Jusqu’à présent, nous nous sommes concentrés sur des impacts plus directs. En ancrant les attentes de genre et en réduisant les performances des modèles, l’IA peut entraîner des expériences négatives pour les personnes trans. L’IA peut également avoir un impact moins direct. Cela consiste à influencer les opinions des autres sur les personnes trans.

Les algorithmes de recommandation sur les réseaux sociaux ont un seul objectif – vous garder sur la plateforme. Malheureusement, la colère, en particulier envers un groupe auquel vous n’appartenez pas, est efficace pour stimuler l’engagement [5]. Il y a également des préoccupations selon lesquelles les algorithmes peuvent renforcer les croyances préexistantes [6]. Cela consiste à ne recommander que des contenus similaires à ceux avec lesquels vous avez interagi dans le passé.

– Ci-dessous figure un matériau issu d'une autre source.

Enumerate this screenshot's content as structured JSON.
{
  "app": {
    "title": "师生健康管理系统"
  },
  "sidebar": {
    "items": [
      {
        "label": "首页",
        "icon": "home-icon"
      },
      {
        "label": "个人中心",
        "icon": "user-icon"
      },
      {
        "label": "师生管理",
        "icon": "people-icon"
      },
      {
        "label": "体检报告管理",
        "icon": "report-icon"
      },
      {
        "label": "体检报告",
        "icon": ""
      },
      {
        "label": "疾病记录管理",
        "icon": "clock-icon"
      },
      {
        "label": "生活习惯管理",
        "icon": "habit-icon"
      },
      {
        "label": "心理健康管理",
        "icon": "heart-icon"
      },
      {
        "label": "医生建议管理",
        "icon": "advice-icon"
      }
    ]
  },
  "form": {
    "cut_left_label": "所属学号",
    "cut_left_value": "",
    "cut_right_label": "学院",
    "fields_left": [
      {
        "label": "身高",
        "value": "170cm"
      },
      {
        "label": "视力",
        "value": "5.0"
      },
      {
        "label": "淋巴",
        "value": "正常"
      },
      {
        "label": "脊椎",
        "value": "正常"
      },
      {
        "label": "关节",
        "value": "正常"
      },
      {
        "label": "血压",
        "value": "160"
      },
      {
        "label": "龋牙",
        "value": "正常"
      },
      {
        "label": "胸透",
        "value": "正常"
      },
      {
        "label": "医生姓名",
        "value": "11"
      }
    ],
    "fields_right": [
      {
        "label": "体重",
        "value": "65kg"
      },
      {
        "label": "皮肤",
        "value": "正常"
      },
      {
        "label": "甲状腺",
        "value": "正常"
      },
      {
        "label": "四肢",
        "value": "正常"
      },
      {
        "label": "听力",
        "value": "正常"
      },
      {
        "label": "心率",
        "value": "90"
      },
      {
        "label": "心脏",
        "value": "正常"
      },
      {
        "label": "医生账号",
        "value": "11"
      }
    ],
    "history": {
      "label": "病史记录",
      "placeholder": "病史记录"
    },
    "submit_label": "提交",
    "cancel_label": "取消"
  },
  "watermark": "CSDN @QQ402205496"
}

Le genre est au centre des normes et des attentes sociétales modernes. L’existence de personnes trans peut les remettre en question. Pour certains, cela est accueilli par la peur, la colère et une réticence à accepter les faits scientifiques. Ce sont des conditions propices à une augmentation de l’engagement et à la création de chambres d’écho transphobes.

Nous avons vu cela sur Facebook. Ici, les utilisateurs ont une compréhension biaisée et non factuelle des problèmes qui touchent les personnes trans. Comme on le voit dans Figure 2, les publications sur les questions trans sur les pages de droite ont obtenu près de deux fois plus d’interactions. La majorité d’entre elles sont sur des publications faites par des sites anti-trans.

Figure 2: Facebook interactions on all trans-related posts by page ideology from October 2020 through September 2021 (image source: author)(source: media matters )

Facebook n’est pas la seule plateforme ayant un problème. Après avoir interagi avec du contenu transphobe, TikTok vous entraîne dans un gouffre d’extrémisme, de haine et de violence. Mon expérience d’avoir été recommandé du contenu transphobe sur les vidéos courtes de YouTube est ce qui m’a motivé à écrire cet article, une expérience partagée par d’autres.

Le contenu sur ces plateformes cherche à pousser le faux récit selon lequel être trans est une idéologie ou une maladie mentale. Ce n’est pas vrai. Il tente également de détourner et de minimiser le débat des droits fondamentaux vers les sports, les salles de bains et les pronoms. Le plus insidieux cherche à reframer la poursuite de l’égalité comme une attaque contre les enfants.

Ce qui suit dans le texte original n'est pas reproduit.